EBS devices are block devices.
This means the service does not know how much data you actually store on them -- it only knows how much storage space you allocated. So, the results of df -h
don't matter. The actual size of the volume is all that matters -- that's the basis for billing. The rest of the space (that space you aren't current using) is still storing something, even it if's just 0's, but the service is unaware of what you've stored. (Other storage services like S3 and EFS bill for actual data stored, because they are not block storage services.)
Now, the free tier allows 30 gigabyte-months of EBS volume usage. You can use more than that, but this is the limit that's provided for free. You'll be billed for any more than this.
A gigabyte-month means 1 gigabyte of block storage space, allocated for 1 month, regardless of how you use it.

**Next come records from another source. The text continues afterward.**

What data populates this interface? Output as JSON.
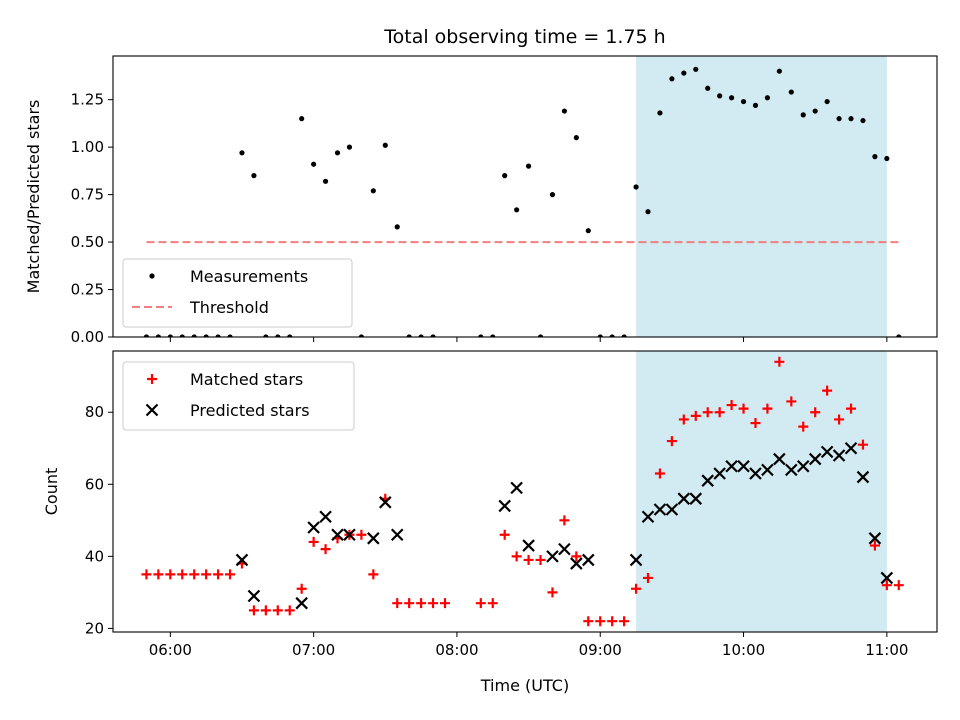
{
  "title": "Total observing time = 1.75 h",
  "xlabel": "Time (UTC)",
  "x_ticks": [
    "06:00",
    "07:00",
    "08:00",
    "09:00",
    "10:00",
    "11:00"
  ],
  "colors": {
    "measurement": "#000000",
    "threshold": "#f07f7f",
    "matched": "#ff0000",
    "predicted": "#000000",
    "window": "#add8e6"
  },
  "chart_data": [
    {
      "type": "scatter",
      "ylabel": "Matched/Predicted stars",
      "x_range": [
        "05:36",
        "11:21"
      ],
      "ylim": [
        0,
        1.48
      ],
      "y_ticks": [
        "0.00",
        "0.25",
        "0.50",
        "0.75",
        "1.00",
        "1.25"
      ],
      "y_tick_values": [
        0,
        0.25,
        0.5,
        0.75,
        1.0,
        1.25
      ],
      "shaded_window": [
        "09:15",
        "11:00"
      ],
      "legend_position": "lower left",
      "series": [
        {
          "name": "Measurements",
          "marker": "dot",
          "points": [
            [
              "05:50",
              0
            ],
            [
              "05:55",
              0
            ],
            [
              "06:00",
              0
            ],
            [
              "06:05",
              0
            ],
            [
              "06:10",
              0
            ],
            [
              "06:15",
              0
            ],
            [
              "06:20",
              0
            ],
            [
              "06:25",
              0
            ],
            [
              "06:30",
              0.97
            ],
            [
              "06:35",
              0.85
            ],
            [
              "06:40",
              0
            ],
            [
              "06:45",
              0
            ],
            [
              "06:50",
              0
            ],
            [
              "06:55",
              1.15
            ],
            [
              "07:00",
              0.91
            ],
            [
              "07:05",
              0.82
            ],
            [
              "07:10",
              0.97
            ],
            [
              "07:15",
              1.0
            ],
            [
              "07:20",
              0
            ],
            [
              "07:25",
              0.77
            ],
            [
              "07:30",
              1.01
            ],
            [
              "07:35",
              0.58
            ],
            [
              "07:40",
              0
            ],
            [
              "07:45",
              0
            ],
            [
              "07:50",
              0
            ],
            [
              "08:10",
              0
            ],
            [
              "08:15",
              0
            ],
            [
              "08:20",
              0.85
            ],
            [
              "08:25",
              0.67
            ],
            [
              "08:30",
              0.9
            ],
            [
              "08:35",
              0
            ],
            [
              "08:40",
              0.75
            ],
            [
              "08:45",
              1.19
            ],
            [
              "08:50",
              1.05
            ],
            [
              "08:55",
              0.56
            ],
            [
              "09:00",
              0
            ],
            [
              "09:05",
              0
            ],
            [
              "09:10",
              0
            ],
            [
              "09:15",
              0.79
            ],
            [
              "09:20",
              0.66
            ],
            [
              "09:25",
              1.18
            ],
            [
              "09:30",
              1.36
            ],
            [
              "09:35",
              1.39
            ],
            [
              "09:40",
              1.41
            ],
            [
              "09:45",
              1.31
            ],
            [
              "09:50",
              1.27
            ],
            [
              "09:55",
              1.26
            ],
            [
              "10:00",
              1.24
            ],
            [
              "10:05",
              1.22
            ],
            [
              "10:10",
              1.26
            ],
            [
              "10:15",
              1.4
            ],
            [
              "10:20",
              1.29
            ],
            [
              "10:25",
              1.17
            ],
            [
              "10:30",
              1.19
            ],
            [
              "10:35",
              1.24
            ],
            [
              "10:40",
              1.15
            ],
            [
              "10:45",
              1.15
            ],
            [
              "10:50",
              1.14
            ],
            [
              "10:55",
              0.95
            ],
            [
              "11:00",
              0.94
            ],
            [
              "11:05",
              0
            ]
          ]
        },
        {
          "name": "Threshold",
          "marker": "dashed-line",
          "points": [
            [
              "05:50",
              0.5
            ],
            [
              "11:05",
              0.5
            ]
          ]
        }
      ]
    },
    {
      "type": "scatter",
      "ylabel": "Count",
      "x_range": [
        "05:36",
        "11:21"
      ],
      "ylim": [
        19,
        97
      ],
      "y_ticks": [
        "20",
        "40",
        "60",
        "80"
      ],
      "y_tick_values": [
        20,
        40,
        60,
        80
      ],
      "shaded_window": [
        "09:15",
        "11:00"
      ],
      "legend_position": "upper left",
      "series": [
        {
          "name": "Matched stars",
          "marker": "plus",
          "points": [
            [
              "05:50",
              35
            ],
            [
              "05:55",
              35
            ],
            [
              "06:00",
              35
            ],
            [
              "06:05",
              35
            ],
            [
              "06:10",
              35
            ],
            [
              "06:15",
              35
            ],
            [
              "06:20",
              35
            ],
            [
              "06:25",
              35
            ],
            [
              "06:30",
              38
            ],
            [
              "06:35",
              25
            ],
            [
              "06:40",
              25
            ],
            [
              "06:45",
              25
            ],
            [
              "06:50",
              25
            ],
            [
              "06:55",
              31
            ],
            [
              "07:00",
              44
            ],
            [
              "07:05",
              42
            ],
            [
              "07:10",
              45
            ],
            [
              "07:15",
              46
            ],
            [
              "07:20",
              46
            ],
            [
              "07:25",
              35
            ],
            [
              "07:30",
              56
            ],
            [
              "07:35",
              27
            ],
            [
              "07:40",
              27
            ],
            [
              "07:45",
              27
            ],
            [
              "07:50",
              27
            ],
            [
              "07:55",
              27
            ],
            [
              "08:10",
              27
            ],
            [
              "08:15",
              27
            ],
            [
              "08:20",
              46
            ],
            [
              "08:25",
              40
            ],
            [
              "08:30",
              39
            ],
            [
              "08:35",
              39
            ],
            [
              "08:40",
              30
            ],
            [
              "08:45",
              50
            ],
            [
              "08:50",
              40
            ],
            [
              "08:55",
              22
            ],
            [
              "09:00",
              22
            ],
            [
              "09:05",
              22
            ],
            [
              "09:10",
              22
            ],
            [
              "09:15",
              31
            ],
            [
              "09:20",
              34
            ],
            [
              "09:25",
              63
            ],
            [
              "09:30",
              72
            ],
            [
              "09:35",
              78
            ],
            [
              "09:40",
              79
            ],
            [
              "09:45",
              80
            ],
            [
              "09:50",
              80
            ],
            [
              "09:55",
              82
            ],
            [
              "10:00",
              81
            ],
            [
              "10:05",
              77
            ],
            [
              "10:10",
              81
            ],
            [
              "10:15",
              94
            ],
            [
              "10:20",
              83
            ],
            [
              "10:25",
              76
            ],
            [
              "10:30",
              80
            ],
            [
              "10:35",
              86
            ],
            [
              "10:40",
              78
            ],
            [
              "10:45",
              81
            ],
            [
              "10:50",
              71
            ],
            [
              "10:55",
              43
            ],
            [
              "11:00",
              32
            ],
            [
              "11:05",
              32
            ]
          ]
        },
        {
          "name": "Predicted stars",
          "marker": "x",
          "points": [
            [
              "06:30",
              39
            ],
            [
              "06:35",
              29
            ],
            [
              "06:55",
              27
            ],
            [
              "07:00",
              48
            ],
            [
              "07:05",
              51
            ],
            [
              "07:10",
              46
            ],
            [
              "07:15",
              46
            ],
            [
              "07:25",
              45
            ],
            [
              "07:30",
              55
            ],
            [
              "07:35",
              46
            ],
            [
              "08:20",
              54
            ],
            [
              "08:25",
              59
            ],
            [
              "08:30",
              43
            ],
            [
              "08:40",
              40
            ],
            [
              "08:45",
              42
            ],
            [
              "08:50",
              38
            ],
            [
              "08:55",
              39
            ],
            [
              "09:15",
              39
            ],
            [
              "09:20",
              51
            ],
            [
              "09:25",
              53
            ],
            [
              "09:30",
              53
            ],
            [
              "09:35",
              56
            ],
            [
              "09:40",
              56
            ],
            [
              "09:45",
              61
            ],
            [
              "09:50",
              63
            ],
            [
              "09:55",
              65
            ],
            [
              "10:00",
              65
            ],
            [
              "10:05",
              63
            ],
            [
              "10:10",
              64
            ],
            [
              "10:15",
              67
            ],
            [
              "10:20",
              64
            ],
            [
              "10:25",
              65
            ],
            [
              "10:30",
              67
            ],
            [
              "10:35",
              69
            ],
            [
              "10:40",
              68
            ],
            [
              "10:45",
              70
            ],
            [
              "10:50",
              62
            ],
            [
              "10:55",
              45
            ],
            [
              "11:00",
              34
            ]
          ]
        }
      ]
    }
  ]
}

Also, 2 gigabytes of allocated storage for 15 days is 1 GB-month.
Also, 10 gigabytes of allocated storage for 3 days is 1 GB-month.
...etc.
The free tier, then, would allow you to have a 30 GB volume for 30 days, or a 60 GB volume for 15 days, or even a 900 GB volume... but you could have it for only 1 day. But to avoid continuing charges, such a volume must be deleted -- not just the files on the volume.
The warning message was correct. If you have a 30 GB volume in place for 26 days, then you have used 26 GB-months of storage, which is 86.7% of the free tier limit of 30 GB-months.